Food companies cautious on new packaging equipment spending
By Canadian Packaging StaffGeneral
New PMMI) survey finds only 50 per cent large food companies intending to make new machinery purchases this year—compared to 76 per cent a year ago.
Despite some signs of revival in the North American economy last year, large food manufacturers remain fairly cautious about investing in new packaging machinery and equipment in 2011, according to a recent survey by the Arlington, Va.-based Packaging Machinery Manufacturers Institute (PMMI) (www.pmmi.org) showing that only 50 per cent of the polled food companies intend to make new machinery purchases this year—compared to 76 per cent of respondents with buying intentions in PMMI’s similar survey a year ago.
While most of the responfing food companies reported higher production volumes last year, “capital budgets are being doled out so carefully that many companies look to modify existing equipment, make do with what they have, or refurbish older equipment that wasn’t being used,” PMMI observes in the Trends and Advances in Food Packaging – 2010 report released near the end of last year.

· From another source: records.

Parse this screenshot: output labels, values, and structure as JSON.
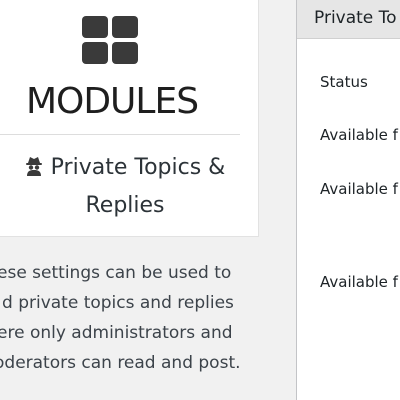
{
  "module_card": {
    "icon": "modules-grid-icon",
    "title": "MODULES",
    "module_icon": "spy-icon",
    "module_name": "Private Topics & Replies"
  },
  "description": {
    "lines": [
      "ese settings can be used to",
      "d private topics and replies",
      "ere only administrators and",
      "oderators can read and post."
    ]
  },
  "settings_panel": {
    "title": "Private To",
    "fields": [
      {
        "label": "Status"
      },
      {
        "label": "Available f"
      },
      {
        "label": "Available f"
      },
      {
        "label": "Available f"
      }
    ]
  },
  "colors": {
    "page_background": "#f1f1f1",
    "card_background": "#ffffff",
    "panel_header": "#e6e6e6",
    "icon_dark": "#3a3a3a"
  }
}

The study asserts that while North American food companies often find themselves pressured to implement changes to existing primary packaging, to launch new products or to increase production, “deciding to buy new equipment is not often the first consideration.
“Whenever possible, companies are looking to use the equipment they have, or modify existing equipment, or redeploy the equipment that has been out of use,” states PMMI, noting that nearly two-thirds of its 550-plus member-companies—comprising leading U.S. and Canadian packaging machinery suppliers—serve the food industry.
“The food industry has been considered recession-proof the last few years [but] food manufacturers are not exempt from the effects of the economy when justifying capital expenses,” the report states, describing its findings as “an indication of economic caution and closely-held capital budgets.
“The uncertainty of the economic future has many food companies guarding their capital budgets,” PMMI notes, citing ROI (return-on-investment) as the “single greatest obstacle by far for justifying capital purchases.”
According to the PMMI, food manufacturers today expect to recoup ROI payback between two and three years after the machinery purchase.
“The next two most frequently mentioned hurdles when purchasing equipment are the difficulty in obtaining funding and internal approval, followed closely by machine functionality—finding the best equipment for the application,” the study reveals.
“Additional obstacles mentioned when purchasing new equipment are related to lead-times, footprint limitations, evaluating business growth and service/performance claims about the OEM (original equipment manufacturer),” the report adds.
“Food companies are also scrutinizing the value of changing materials against the cost of bringing in new equipment,” the study notes, citing packaging sustainability as a major driver of increased focus on material substitution.
“Whenever a new material is introduced, it is often followed by speculation as to what performance characteristics are true or false,” PMMI observes. “Renewable materials are under the microscope, even though they answer the goal of many food manufacturers who have, for years, sought solutions to move away from oil-based materials.
“The materials industry continues to respond to the sustainable call with an ever-growing list of renewable and degradable material choices,” reports states, but there is still much work to be done before new eco-friendlier materials widely fulfill the key packaging performance requirements of helping extend product shelf-life; offer better product protection; reduce production costs; and to be affordable.
“Food companies, while striving to bring environmentally-friendly packaging to the consumer shelf, cannot substantiate a decrease in throughput and the material must be equal to or better than the current option—and most importantly—bring cost advantages,” the report states.
The study also predicts that the tenuous economic recovery will continue to put pressure on food manufacturers to accelerate introduction of more innovative products for North American consumers—based on the fact that they are more keen to save money by cooking at home instead of eating out, while also continuing to demand more convenience in their packaged foods, such as having a choice of more single-serve, on-the-go and right-size portioned products.
“Another indication that value-conscious consumers are tightening their budgets is a shift towards store-brand, lower-cost product purchases,” PMMI states. “Long-standing brand loyalty is eroding as consumers look for bargains and find satisfying quality with store brands.”
In addition to facing greater private-label competition, food firms are also being pressured by retailers to reduce the amount of packaging shipped to their stores, the study observes.
“Material reductions continue to be driven by Big Box stores and grocery chains in both the primary package and the corrugate material in secondary packaging,” states the report.
“The latest trend of retail-ready packaging (RRP) is being considered, or is already being implemented, at 68 per cent of the food manufacturers participating in this report.”